The more I think about it, pipeline in the output section of agent.yml is most likely fraught with side effects... especially if you are using multiple integrations etc..etc..

Ok. Yes. We are using the standalone elastic agent deployed to Kubernetes as a daemonset. Is there a way to see the default integration pipelines? I would ideally like to set the pipeline and conditional on the agent if that is possible.

If going the @custom pipeline route. Does anyone have an example of adding a custom pipeline that does a pattern match in the message field, and then sends those events to a new index, and if it doesn’t match just send the event to the default indexes?

This can change for each dataset of each integration, for example the google workspace 14 datasets, you can see them in Kibana, going to Stack Managment > Ingest pipelines.

If I'm not wrong the ingest pipeline for the integrations have the following naming scheme:

<type>-<dataset->-<integration_version>

So for the example of the google workspace you will have 14 default ingest pipelines, like this one:

logs-google_workspace.admin-2.19.2 

So if you have different integrations on the Elastic Agent, you would need to specify a pipeline for each dataset of each integration in your yml, I'm not sure if it is possible to specify this dynamically, the Standalone agent is an advanced case, not many people use it and the documentation is not that deep, so you will need to test it yourself.

Stephen already shared an example, you basically just need a reroute processor with a conditional, there is an example of it in the documentation for the rerout processor.

We don't have fleet setup with this Elasticsearch cluster.

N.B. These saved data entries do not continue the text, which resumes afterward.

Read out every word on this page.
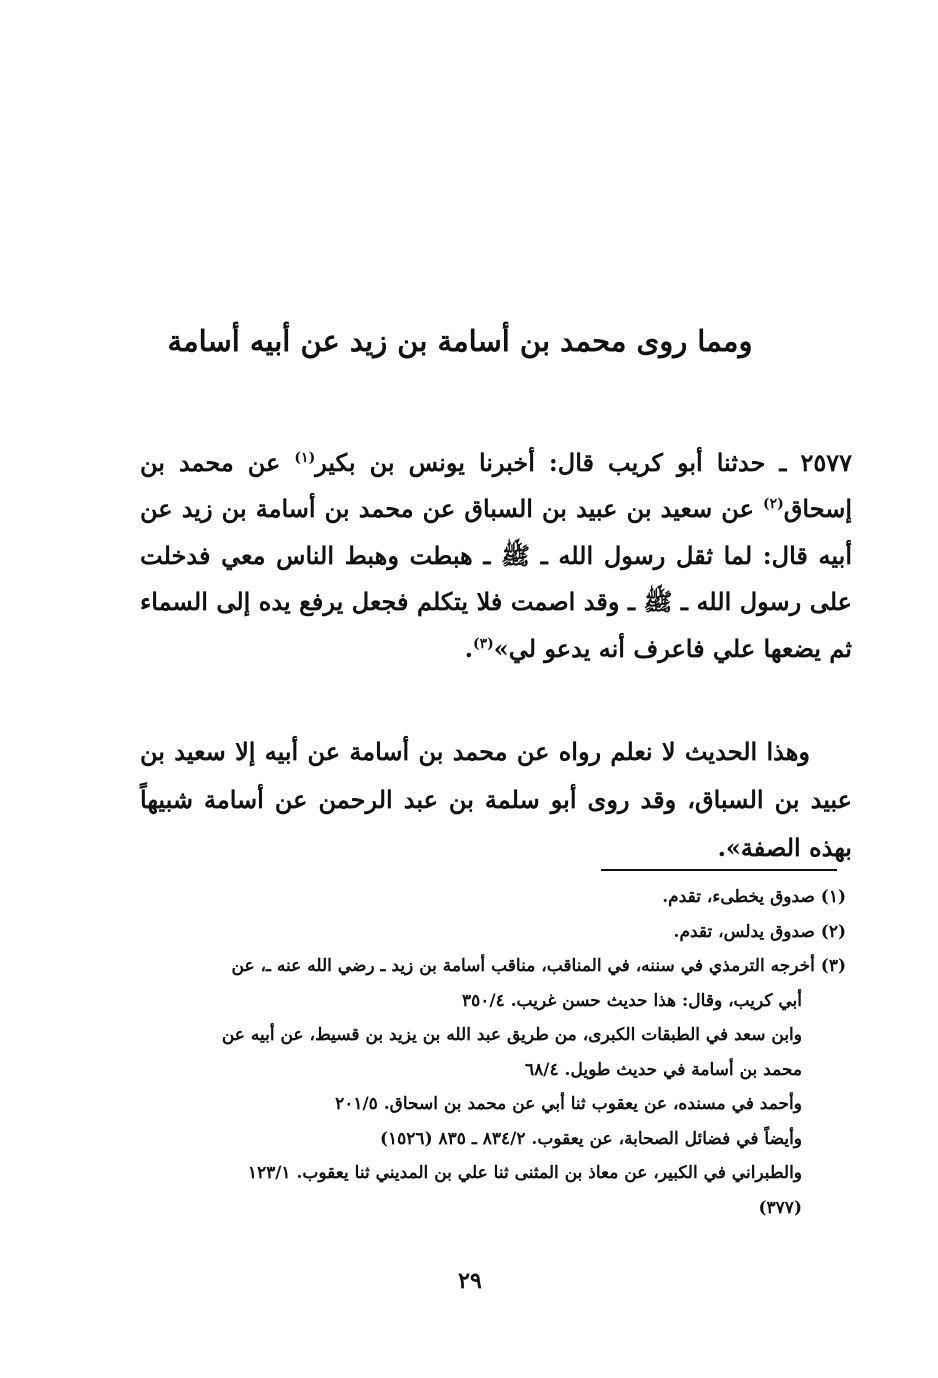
ومما روى محمد بن أسامة بن زيد عن أبيه أسامة

٢٥٧٧ ـ حدثنا أبو كريب قال: أخبرنا يونس بن بكير$^{(١)}$ عن محمد بن إسحاق$^{(٢)}$ عن سعيد بن عبيد بن السباق عن محمد بن أسامة بن زيد عن أبيه قال: لما ثقل رسول الله ـ ﷺ ـ هبطت وهبط الناس معي فدخلت على رسول الله ـ ﷺ ـ وقد اصمت فلا يتكلم فجعل يرفع يده إلى السماء ثم يضعها علي فاعرف أنه يدعو لي»$^{(٣)}$.

وهذا الحديث لا نعلم رواه عن محمد بن أسامة عن أبيه إلا سعيد بن عبيد بن السباق، وقد روى أبو سلمة بن عبد الرحمن عن أسامة شبيهاً بهذه الصفة».

(١) صدوق يخطىء، تقدم.

(٢) صدوق يدلس، تقدم.

(٣) أخرجه الترمذي في سننه، في المناقب، مناقب أسامة بن زيد ـ رضي الله عنه ـ، عن

أبي كريب، وقال: هذا حديث حسن غريب. ٣٥٠/٤

وابن سعد في الطبقات الكبرى، من طريق عبد الله بن يزيد بن قسيط، عن أبيه عن

محمد بن أسامة في حديث طويل. ٦٨/٤

وأحمد في مسنده، عن يعقوب ثنا أبي عن محمد بن اسحاق. ٢٠١/٥

وأيضاً في فضائل الصحابة، عن يعقوب. ٨٣٤/٢ ـ ٨٣٥ (١٥٢٦)

والطبراني في الكبير، عن معاذ بن المثنى ثنا علي بن المديني ثنا يعقوب. ١٢٣/١

(٣٧٧)

٢٩
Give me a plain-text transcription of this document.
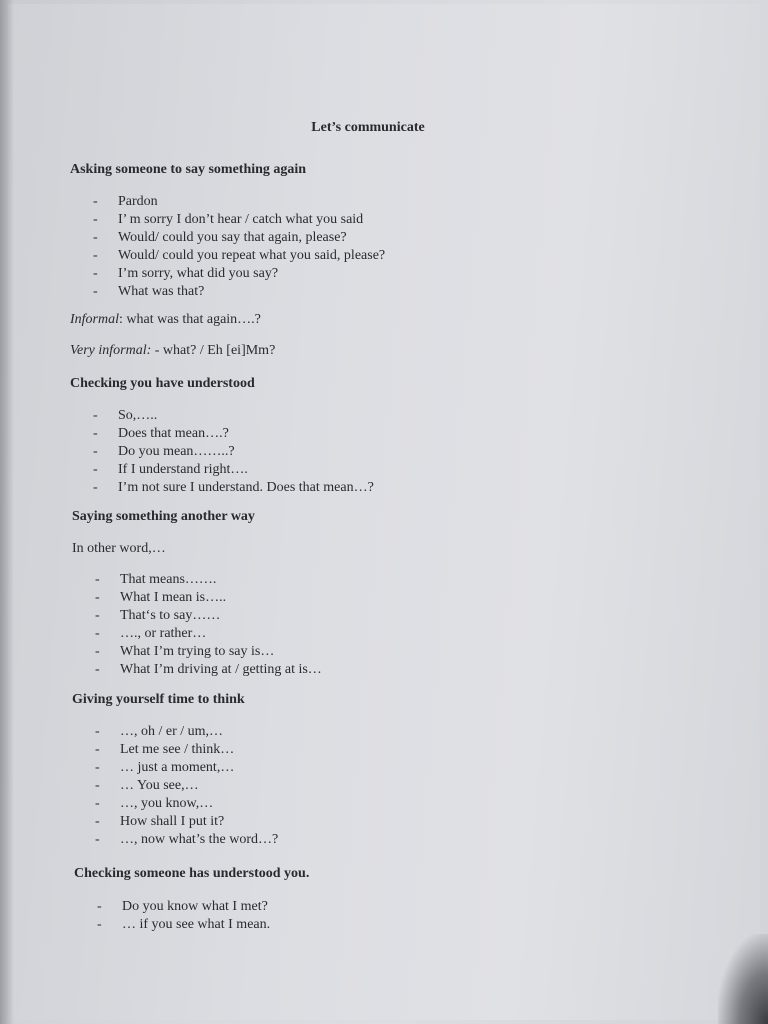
Let’s communicate
Asking someone to say something again
- Pardon
- I’ m sorry I don’t hear / catch what you said
- Would/ could you say that again, please?
- Would/ could you repeat what you said, please?
- I’m sorry, what did you say?
- What was that?
Informal: what was that again….?
Very informal: - what? / Eh [ei]Mm?
Checking you have understood
- So,…..
- Does that mean….?
- Do you mean……..?
- If I understand right….
- I’m not sure I understand. Does that mean…?
Saying something another way
In other word,…
- That means…….
- What I mean is…..
- That‘s to say……
- …., or rather…
- What I’m trying to say is…
- What I’m driving at / getting at is…
Giving yourself time to think
- …, oh / er / um,…
- Let me see / think…
- … just a moment,…
- … You see,…
- …, you know,…
- How shall I put it?
- …, now what’s the word…?
Checking someone has understood you.
- Do you know what I met?
- … if you see what I mean.
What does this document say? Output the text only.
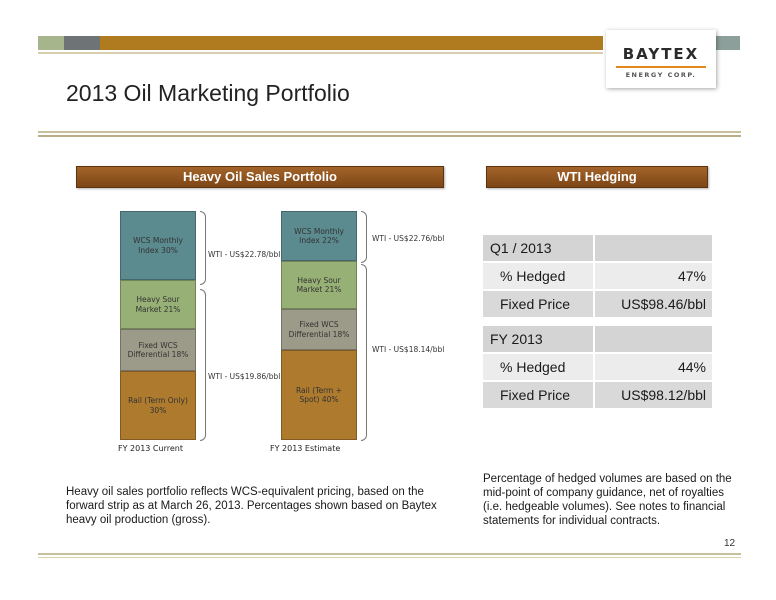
BAYTEX
ENERGY CORP.
2013 Oil Marketing Portfolio
Heavy Oil Sales Portfolio	WTI Hedging
WCS Monthly Index 30%
Heavy Sour Market 21%
Fixed WCS Differential 18%
Rail (Term Only) 30%
FY 2013 Current
WCS Monthly Index 22%
Heavy Sour Market 21%
Fixed WCS Differential 18%
Rail (Term + Spot) 40%
FY 2013 Estimate
WTI - US$22.78/bbl
WTI - US$19.86/bbl
WTI - US$22.76/bbl
WTI - US$18.14/bbl
Q1 / 2013
% Hedged	47%
Fixed Price	US$98.46/bbl
FY 2013
% Hedged	44%
Fixed Price	US$98.12/bbl
Heavy oil sales portfolio reflects WCS-equivalent pricing, based on the forward strip as at March 26, 2013. Percentages shown based on Baytex heavy oil production (gross).
Percentage of hedged volumes are based on the mid-point of company guidance, net of royalties (i.e. hedgeable volumes). See notes to financial statements for individual contracts.
12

As we wanted to go with the standalone elastic agent. When I go to Stack Management > Ingest pipelines I don't see anything related to my datasets. Should these ingest pipelines be created dynamically for us or do I have to create them manually? Is it maybe because we don't have fleet installed?

Did you followed this documentation?

The step 4 mentions that you need to make sure that the assets like dashboards and ingest pipelines are setup in Kibana and Elasticsearch.

You can install the assets needed going into Kibana > Integrations, select the integration you want to use and then you can install the assets, you do not need to have fleet to install the assets.

This is explained in this documentation.

1 Like

Thanks. It looks like we are missing those dashboards and ingest pipelines. When I go to Management in Kibana. There is no "Integrations" menu option.

Are these ingest pipelines a licensed feature? We are running unlicensed elastic cluster at the moment, so that could explain why none of this is working.

Integrations are not commercial feature in general.

So My Findings Integrations are available with

Basic License and Security Enabled and Kibana Encryption Keys (which we just guids in the kibana.yml Just run the command line tool. It prints out the settings)

You do not need fleet installed (I do not on my test)

Screen Shots


Ok. Interesting. I don't see "License management" nor "Integrations" in this cluster so I have a feeling security unfortunately was not considered when this cluster was setup.

On a side note. We were able to resolve this at the elastic agent standalone side of things. We ended up just needing to create an input filestream with a custom id, and namespace, and then add a conditional to look for our pod name like this (below). It then sends that data to a new index and we can filter with any processors we need.

I have a feeling that we will need to use pipelines in the future though, especially if that is the direction things are going, so thanks for the information on the licensing. We'll have to figure that out.

- id: kubernetes-my-custom-app-logs
  type: filestream
  use_output: default
  meta:
    package:
      name: kubernetes
      version: 1.52.0
  data_stream:
    namespace: my_custom_app_namespace_index
  streams:
    - data_stream:
        dataset: kubernetes.container_logs
        type: logs
      id: kubernetes-myapp-${kubernetes.pod.name}-${kubernetes.container.id}
      parsers:
        - container: null
      prospector.scanner.symlinks: true
      condition: stringContains(${kubernetes.pod.name}, "myapp") == true
      paths:
        - /var/log/containers/*${kubernetes.container.id}.log
1 Like